Fine-Tuning Tiny Models With LoRA, On-Device or in the Cloud
Why fine-tuning is the secret weapon of tiny models, and how LoRA lets you specialize a TinyLM model on your own data cheaply.
Tiny Models Want to Be Specialized
A general-purpose tiny model is a weak generalist. But a tiny model fine-tuned for one task is a strong specialist. This is the key insight behind TinyLM: you are not meant to use the base model for everything. You are meant to adapt it to your specific job, where it can punch far above its parameter count.
What LoRA Does
LoRA — Low-Rank Adaptation — is a technique that trains a small set of additional weights instead of updating the whole model. For a tiny model this is doubly attractive: the base is already small, and LoRA adds only a thin adapter on top. You get specialization without retraining millions of parameters and without a giant new file.
On-Device Fine-Tuning
Because TinyLM models are so small, you can fine-tune them right on a device for some tasks. The model and the adapter both fit in browser memory, and the training data never leaves the user's hardware. This keeps the private-by-physics property even during training — the data used to specialize the model stays where it was created.
Cloud Fine-Tuning
When you have more data or want faster training, you can fine-tune in the cloud and then ship the resulting adapter to devices. The trained model still runs fully offline at inference time; only the one-time training step used a server. This hybrid keeps deployment private while making training convenient.
A Practical Workflow
A typical flow looks like this: collect a focused dataset for your task, run LoRA fine-tuning on a base model like eeny or meeny, evaluate on held-out examples, then bundle the adapter with your app. Users download the specialized model once, and it caches in IndexedDB like any TinyLM model. You can compare your tuned model's behavior against the base at https://ai.sprapp.com.
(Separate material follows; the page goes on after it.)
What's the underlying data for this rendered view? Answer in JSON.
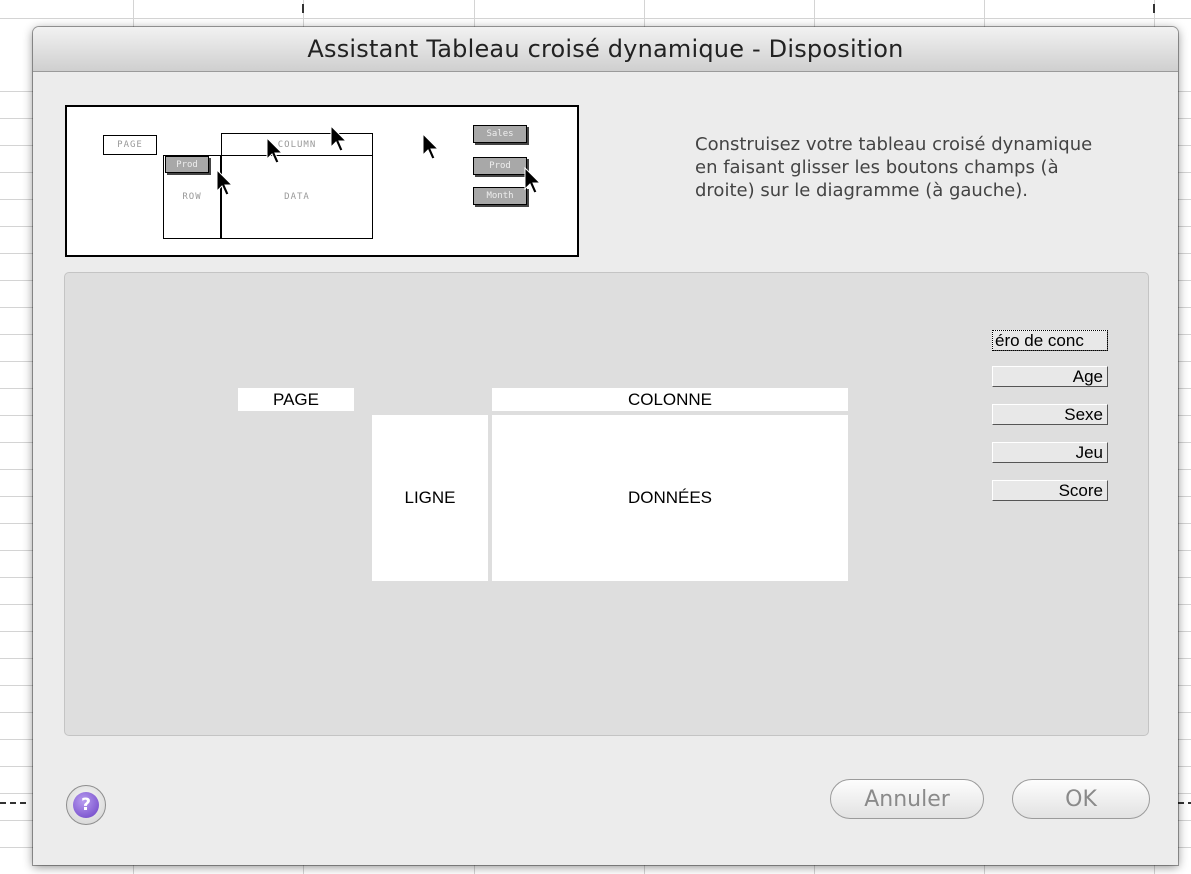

Why Small Makes Fine-Tuning Cheap
Fine-tuning cost scales with model size. With base models under 7 million parameters, training runs are fast and inexpensive — often a matter of minutes on modest hardware rather than hours on a cluster. This low cost means you can iterate: try a dataset, see results, refine, repeat.
The Honest Limits
Fine-tuning does not give a tiny model new general intelligence. It teaches the model your task and vocabulary, which lifts performance on that task — but the model is still tiny and still narrow. Set expectations accordingly: a fine-tuned eeny is excellent at the one thing you trained it for and unremarkable at everything else. That focus is the point.
When to Fine-Tune
Fine-tune when the base model is close but not quite right for your data, or when you have a clear, narrow task with example data to learn from. If you find yourself needing broad, open-ended reasoning, fine-tuning a tiny model will not get you there — that is a job for a large model.
The Payoff
A fine-tuned tiny model is a sweet spot: specialized enough to be genuinely useful, small enough to run offline in a browser, and private enough to keep all the data on the device. With LoRA making fine-tuning cheap, this is where most real TinyLM value lives.